Ontario-made wine holds a measly 24 percent of the LCBO’s market share, a pittance compared to other wine-producing nations, who heavily subsidize their domestic winemakers.

The Ford review will no doubt carefully examine the revenue the LCBO will lose by agreeing to the chamber recommendations. The finance ministry reports that the LCBO cash cow is expected to generate $2.3 billion in revenue this year.

EPIC is a marketing coalition consisting of 12 wineries on the Lake Erie North Shore promoting events throughout the year to bring customers to their wine tasting bars, restaurants and banquet facilities. These money-making accessories to the actual regional winemaking have become necessary to the industry’s survival.

In June, EPIC introduced a marketing partnership with Tourism Windsor Essex Pelee Island (TWEPI) in which a $25 digital tasting pass offers complimentary tastings, premium samples, a free wine glass and vineyard tours at the 11 participating wineries.
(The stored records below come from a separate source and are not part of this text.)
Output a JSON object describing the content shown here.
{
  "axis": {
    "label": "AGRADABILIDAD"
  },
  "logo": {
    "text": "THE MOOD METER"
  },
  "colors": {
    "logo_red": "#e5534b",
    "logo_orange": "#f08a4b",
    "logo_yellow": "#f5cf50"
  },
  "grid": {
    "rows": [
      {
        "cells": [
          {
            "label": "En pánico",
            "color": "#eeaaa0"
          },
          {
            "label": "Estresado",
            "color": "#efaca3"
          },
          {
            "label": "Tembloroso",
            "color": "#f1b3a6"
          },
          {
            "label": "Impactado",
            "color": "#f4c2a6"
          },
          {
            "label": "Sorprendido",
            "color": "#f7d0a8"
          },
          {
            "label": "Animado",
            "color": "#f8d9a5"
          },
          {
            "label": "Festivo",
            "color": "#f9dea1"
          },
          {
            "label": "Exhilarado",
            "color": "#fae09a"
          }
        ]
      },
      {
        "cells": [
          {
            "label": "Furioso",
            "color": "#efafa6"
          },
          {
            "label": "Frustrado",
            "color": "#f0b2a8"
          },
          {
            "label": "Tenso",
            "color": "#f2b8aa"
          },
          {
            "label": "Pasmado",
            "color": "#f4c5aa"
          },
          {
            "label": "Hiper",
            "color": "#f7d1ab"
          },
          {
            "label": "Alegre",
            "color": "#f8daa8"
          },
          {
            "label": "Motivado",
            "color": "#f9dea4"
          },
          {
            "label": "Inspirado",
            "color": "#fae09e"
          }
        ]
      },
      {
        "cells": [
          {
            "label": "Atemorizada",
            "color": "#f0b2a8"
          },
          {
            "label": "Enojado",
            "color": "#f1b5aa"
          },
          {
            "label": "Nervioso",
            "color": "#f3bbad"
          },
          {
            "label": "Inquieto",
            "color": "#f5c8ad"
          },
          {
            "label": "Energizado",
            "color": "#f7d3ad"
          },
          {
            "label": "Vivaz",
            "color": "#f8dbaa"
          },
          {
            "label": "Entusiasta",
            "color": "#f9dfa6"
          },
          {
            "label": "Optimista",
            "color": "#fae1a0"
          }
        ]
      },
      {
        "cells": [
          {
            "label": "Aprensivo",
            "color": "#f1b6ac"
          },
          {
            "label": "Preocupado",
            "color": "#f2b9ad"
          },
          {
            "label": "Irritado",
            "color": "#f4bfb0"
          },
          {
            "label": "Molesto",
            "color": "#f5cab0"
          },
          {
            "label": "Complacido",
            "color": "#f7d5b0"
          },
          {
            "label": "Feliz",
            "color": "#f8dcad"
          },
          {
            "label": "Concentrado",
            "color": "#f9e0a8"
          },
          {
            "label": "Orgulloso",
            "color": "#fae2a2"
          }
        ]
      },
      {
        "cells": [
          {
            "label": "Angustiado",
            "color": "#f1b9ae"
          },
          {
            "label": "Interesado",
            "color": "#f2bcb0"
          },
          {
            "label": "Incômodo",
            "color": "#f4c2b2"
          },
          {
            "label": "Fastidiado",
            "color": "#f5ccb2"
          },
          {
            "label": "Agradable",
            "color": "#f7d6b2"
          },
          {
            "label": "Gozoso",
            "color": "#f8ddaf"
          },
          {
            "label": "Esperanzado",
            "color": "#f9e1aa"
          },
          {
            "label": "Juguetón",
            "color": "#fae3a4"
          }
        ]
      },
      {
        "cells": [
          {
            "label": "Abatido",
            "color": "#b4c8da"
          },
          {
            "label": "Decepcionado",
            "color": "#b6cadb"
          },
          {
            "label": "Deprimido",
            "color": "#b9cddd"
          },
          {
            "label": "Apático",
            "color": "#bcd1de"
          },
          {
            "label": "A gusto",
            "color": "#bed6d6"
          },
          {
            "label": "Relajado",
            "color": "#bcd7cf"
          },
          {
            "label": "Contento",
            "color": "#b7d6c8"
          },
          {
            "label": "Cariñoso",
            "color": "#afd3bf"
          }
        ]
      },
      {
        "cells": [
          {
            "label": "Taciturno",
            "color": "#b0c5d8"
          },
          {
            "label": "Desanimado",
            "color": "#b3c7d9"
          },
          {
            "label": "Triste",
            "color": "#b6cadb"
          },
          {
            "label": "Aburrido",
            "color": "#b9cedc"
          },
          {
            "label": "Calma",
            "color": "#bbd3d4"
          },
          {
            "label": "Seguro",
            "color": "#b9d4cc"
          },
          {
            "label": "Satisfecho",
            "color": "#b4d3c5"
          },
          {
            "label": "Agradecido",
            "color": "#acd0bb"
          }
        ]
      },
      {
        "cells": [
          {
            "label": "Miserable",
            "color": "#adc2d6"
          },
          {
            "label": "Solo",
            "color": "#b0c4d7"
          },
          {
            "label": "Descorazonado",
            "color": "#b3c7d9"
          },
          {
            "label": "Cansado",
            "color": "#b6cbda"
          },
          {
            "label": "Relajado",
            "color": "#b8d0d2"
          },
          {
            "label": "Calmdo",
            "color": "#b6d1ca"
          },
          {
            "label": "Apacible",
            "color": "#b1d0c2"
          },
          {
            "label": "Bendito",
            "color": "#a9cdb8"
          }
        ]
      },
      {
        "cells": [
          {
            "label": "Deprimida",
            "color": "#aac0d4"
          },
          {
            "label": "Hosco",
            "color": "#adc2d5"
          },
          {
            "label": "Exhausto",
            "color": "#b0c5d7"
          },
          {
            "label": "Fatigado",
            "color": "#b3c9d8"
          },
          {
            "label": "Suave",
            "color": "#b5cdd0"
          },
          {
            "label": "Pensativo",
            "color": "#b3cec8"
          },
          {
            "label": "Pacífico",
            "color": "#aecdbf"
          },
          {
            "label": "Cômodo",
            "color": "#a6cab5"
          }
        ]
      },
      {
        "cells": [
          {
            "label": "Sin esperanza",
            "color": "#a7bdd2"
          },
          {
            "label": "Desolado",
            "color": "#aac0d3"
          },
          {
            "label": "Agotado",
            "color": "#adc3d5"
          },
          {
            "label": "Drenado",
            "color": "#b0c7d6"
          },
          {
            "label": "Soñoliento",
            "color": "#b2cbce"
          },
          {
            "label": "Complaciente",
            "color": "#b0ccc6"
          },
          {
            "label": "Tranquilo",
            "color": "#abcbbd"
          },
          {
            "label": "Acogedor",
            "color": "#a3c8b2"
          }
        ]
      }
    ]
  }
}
You can purchase a pass online.

Meanwhile, Oxley’s Steve Wilson can hardly harness his excitement at the prospect of the chamber’s reforms coming to fruition.

“We’re ready to go,” he informs me. “There is vast potential to become a world-wide player.”

His father Murray, the local representative on The Wine Council of Ontario, predicts the number of wineries could increase to 50 or 60 in southwestern Ontario.

TWEPI reports that our region’s share of Ontario’s $3.3 billion wine economy has been identified as a key source of revenue generation and job creation. Every bottle of Ontario wine generates $40 of economic impact, according to TWEPI.

Surely that’s something free enterpriser Doug Ford can understand.